209. According to the Court’s case-law, an applicant is entitled to the reimbursement of costs and expenses only in so far as it has been shown that these were actually and necessarily incurred and are reasonable as to quantum. Regard being had to the documents in its possession and the above criteria, the Court awards the applicant the sum of EUR 2,888 for the proceedings before the Court, plus any tax that may be chargeable to him.
C. Default interest
210. The Court considers it appropriate that the default interest rate should be based on the marginal lending rate of the European Central Bank, to which should be added three percentage points.
FOR THESE REASONS, THE COURT, UNANIMOUSLY,
1. Decides to join the applications;
2. Declares the complaints under Article 3 and under Article 6 § 1 of the Convention, in relation to the constitutional proceedings no.

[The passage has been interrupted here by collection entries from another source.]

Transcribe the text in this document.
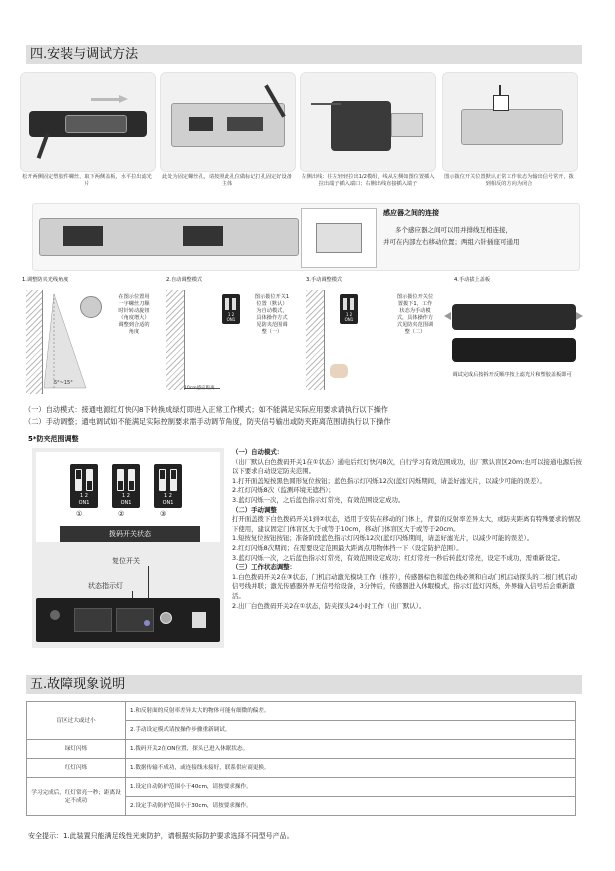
四.安装与调试方法
松开两侧固定塑胶件螺丝，取下两侧盖板，水平拉出滤光片
此处为固定螺丝孔，请按照此孔位做标记打孔固定好设备主体
左侧出线：往左轻轻拉出1/2模组，线从左侧如图位置插入拉出端子插入端口；右侧出线直接插入端子
图示拨位开关位置默认正常工作状态为输出信号常开，拨到相反的方向为闭合
感应器之间的连接
多个感应器之间可以用并排线互相连接，
并可在内部左右移动位置；两组六针插座可通用
1.调整防夹光线角度
5°~15°
在图示位置用一字螺丝刀顺时针转动旋钮（角度增大）调整到合适的角度
2.自动调整模式
10cm感应距离
1 2
ON1
图示拨位开关1位置（默认）为自动模式，具体操作方式见防夹范围调整（一）
3.手动调整模式
1 2
ON1
图示拨位开关位置拨下1，工作状态为手动模式，具体操作方式见防夹范围调整（二）
4.手动拔上盖板
调试完成后按拆开反顺序按上滤光片和塑胶盖板即可
（一）自动模式：接通电源红灯快闪8下转换成绿灯即进入正常工作模式；如不能满足实际应用要求请执行以下操作
（二）手动调整；通电调试如不能满足实际控制要求需手动调节角度，防夹信号输出或防夹距离范围请执行以下操作
5*防夹范围调整
1 2
ON1
1 2
ON1
1 2
ON1
①	②	③
拨码开关状态
复位开关
状态指示灯
（一）自动模式：
（出厂默认白色拨码开关1在①状态）通电后红灯快闪8次，自行学习有效范围成功，出厂默认盲区20m;也可以接通电源后按以下要求自动设定防夹范围。
1.打开面盖短按黑色圆形复位按钮；蓝色指示灯闪烁12次(蓝灯闪烁期间，请盖好滤光片，以减少可能的误差）。
2.红灯闪烁8次（监测环境无遮挡）；
3.蓝灯闪烁一次，之后蓝色指示灯常亮，有效范围设定成功。
（二）手动调整
打开面盖拨下白色拨码开关1到②状态，适用于安装在移动的门体上，背景的反射率差异太大，或防夹距离有特殊要求的情况下使用，建议固定门体盲区大于或等于10cm，移动门体盲区大于或等于20cm。
1.短按复位按钮按钮；准备阶段蓝色指示灯闪烁12次(蓝灯闪烁期间，请盖好滤光片，以减少可能的误差）。
2.红灯闪烁8次期间；在需要设定范围最大距离点用物体挡一下（设定防护范围）。
3.蓝灯闪烁一次，之后蓝色指示灯常亮，有效范围设定成功；红灯常亮一秒后转蓝灯常亮，设定不成功，需重新设定。
（三）工作状态调整：
1.白色拨码开关2在③状态，门机启动激光模块工作（推荐），传感器棕色和蓝色线必须和自动门机启动探头的二根门机启动信号线并联；激光传感器外界无信号给设备，3分钟后，传感器进入休眠模式，指示灯蓝灯闪烁，外界输入信号后会重新激活。
2.出厂白色拨码开关2在①状态，防夹探头24小时工作（出厂默认）。
五.故障现象说明
盲区过大或过小	1.和反射面的反射率差异太大的物体可能有细微的偏差。
	2.手动设定模式请按操作步骤重新调试。
绿灯闪烁	1.拨码开关2在ON位置，探头已进入休眠状态。
红灯闪烁	1.数据传输不成功，或连接线未接好，联系供应商更换。
学习完成后，红灯常亮一秒；距离设定不成功	1.设定自动防护范围小于40cm，请按要求操作。
	2.设定手动防护范围小于30cm，请按要求操作。
安全提示：1.此装置只能满足线性光束防护，请根据实际防护要求选择不同型号产品。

III. ÚS 598/2017, inadmissible and the remainder of the applications admissible;
3. Holds that there has been a violation of Article 8 of the Convention;
4. Holds that there is no need to examine the merits of the complaint under Article 6 in relation to constitutional proceedings no. I. ÚS 429/17;
5. Holds
(a) that the respondent State is to pay the applicants, within three months from the date on which the judgment becomes final, in accordance with Article 44 § 2 of the Convention, the following amounts:
(i) EUR 12,500 (twelve thousand and five hundred euros), plus any tax that may be chargeable, in respect of non-pecuniary damage;
(ii) EUR 2,888 (two thousand and eight hundred and eighty-eight euros), plus any tax that may be chargeable to the applicant, in respect of costs and expenses;
(b) that from the expiry of the above-mentioned three months until settlement simple interest shall be payable on the above amounts at a rate equal to the marginal lending rate of the European Central Bank during the default period, plus three percentage points;
6. Dismisses the remainder of the applicant’s claim for just satisfaction.
Done in English, and notified in writing on 31 March 2022, pursuant to Rule 77 §§ 2 and 3 of the Rules of Court.